The Abraka School of Literature is evolving and there are strong indications that it will emerge with a distinct character which, while focusing on national cum global issues, reframes the experience of the Niger Delta locale as its motif. Another emergent feature of it is its cosmopolitan outlook arising from the diverse background of the lecturers. Besides the noticeable Ibadan influence are also strands from Calabar, Nsukka, Maiduguri, Benin and Port-Harcourt represented by Professor Simon Umukoro, Ojaruega, Karoh Ativie, Karo Ilolo, Anthonia Eguvbebere, Susan Ilechukwu and Ogochukwu Anigala.

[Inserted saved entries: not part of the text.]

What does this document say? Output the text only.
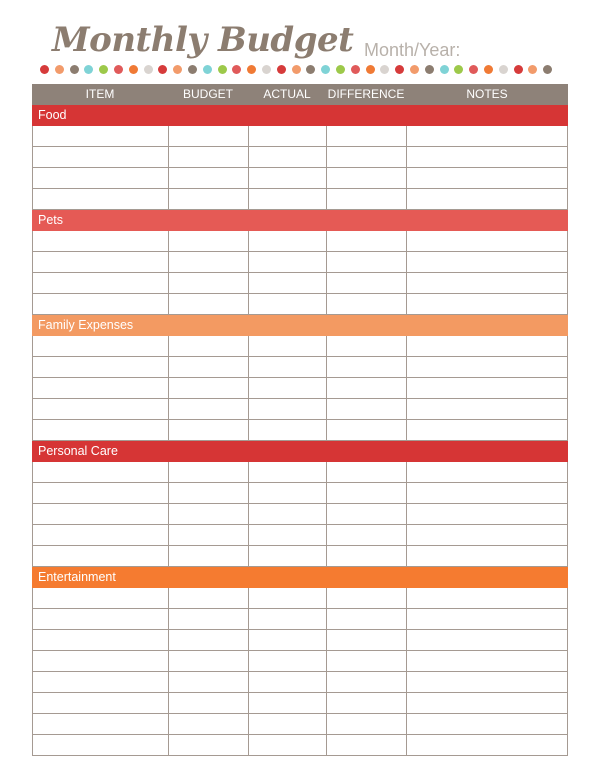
Monthly Budget Month/Year:
ITEM	BUDGET	ACTUAL	DIFFERENCE	NOTES
Food
Pets
Family Expenses
Personal Care
Entertainment
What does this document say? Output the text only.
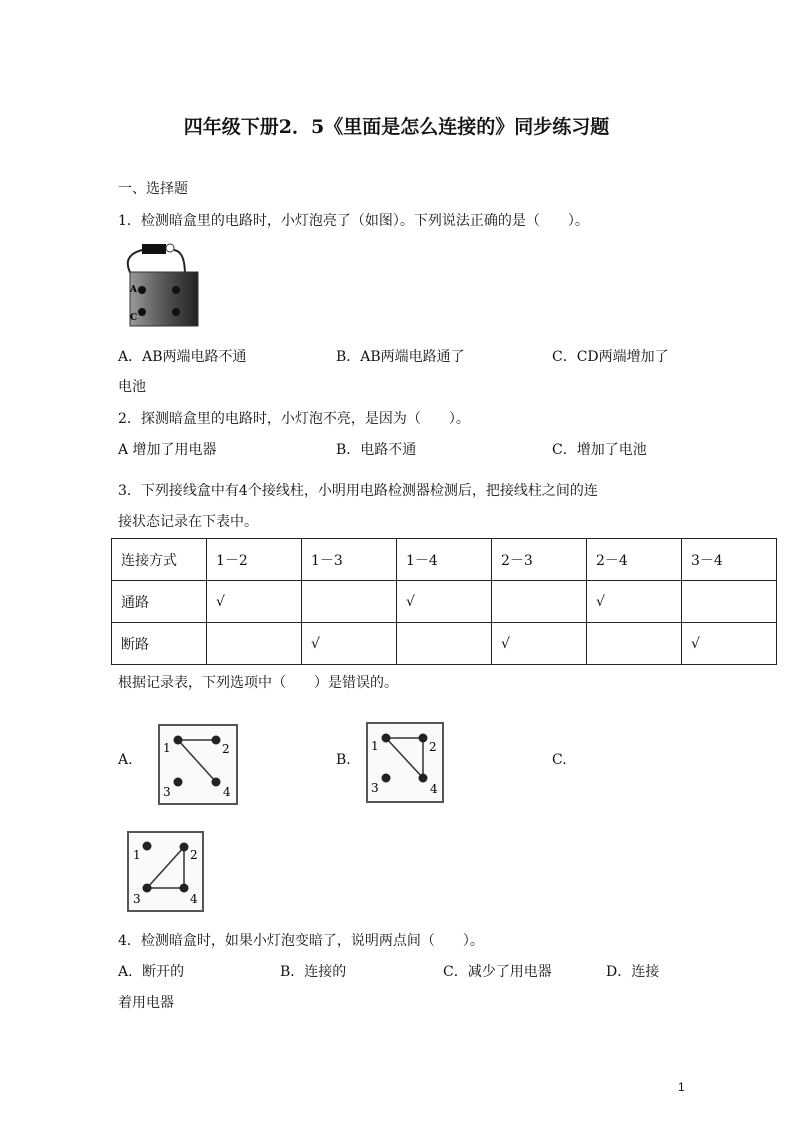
四年级下册2．5《里面是怎么连接的》同步练习题
一、选择题
1．检测暗盒里的电路时，小灯泡亮了（如图）。下列说法正确的是（　　）。
A
C
A．AB两端电路不通	B．AB两端电路通了	C．CD两端增加了
电池
2．探测暗盒里的电路时，小灯泡不亮，是因为（　　）。
A 增加了用电器	B．电路不通	C．增加了电池
3．下列接线盒中有4个接线柱，小明用电路检测器检测后，把接线柱之间的连
接状态记录在下表中。
连接方式	1－2	1－3	1－4	2－3	2－4	3－4
通路	√		√		√	
断路		√		√		√
根据记录表，下列选项中（　　）是错误的。
A.	B.	C.
1	2
3	4
1	2
3	4
1	2
3	4
4．检测暗盒时，如果小灯泡变暗了，说明两点间（　　）。
A．断开的	B．连接的	C．减少了用电器	D．连接
着用电器
1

The literary offerings of Abraka to the world have been variegated and rank high in aesthetics and functionality. Works from Abraka have found new outlets in anthologies and online media.

 

The literature is pulsating. For now it is a literature of despair and hope, tears and laughter, death and life, exploitation and plenitude, ruins and growth as it embodies the many contradictions the region’s experience typify. To inspire and entrench creative writing the present Head of the Department of English and Literary Studies, Dr. Ojaruega, has re-introduced literary prizes; Drama Prize sponsored by Professor Hope Eghagha, Poetry Prize sponsored by Dr. Ebi Yeibo and Prose Prize sponsored by Dr. Benson Omonode. The Abraka artistic flowering will be incomplete without mentioning the phenomenal visuals coming from the Department of Fine and Applied Arts under Dr. Ese Odokuma-Aboderin.

 

Giving inspirational rhythms to all these are the unending encores from the Department of Music propelled by the deft fingers of the impresario, Professor Ovaborene Idamoyibo. The Afflatus will continue to inspire Abraka Voices to sing in furthering the Nigerian literary tradition. Thirty years look like a short time, but the Delta State University, Abraka, has registered her luminous presence in the unfolding enterprise of Nigerian literature. Abraka has furthered the tradition.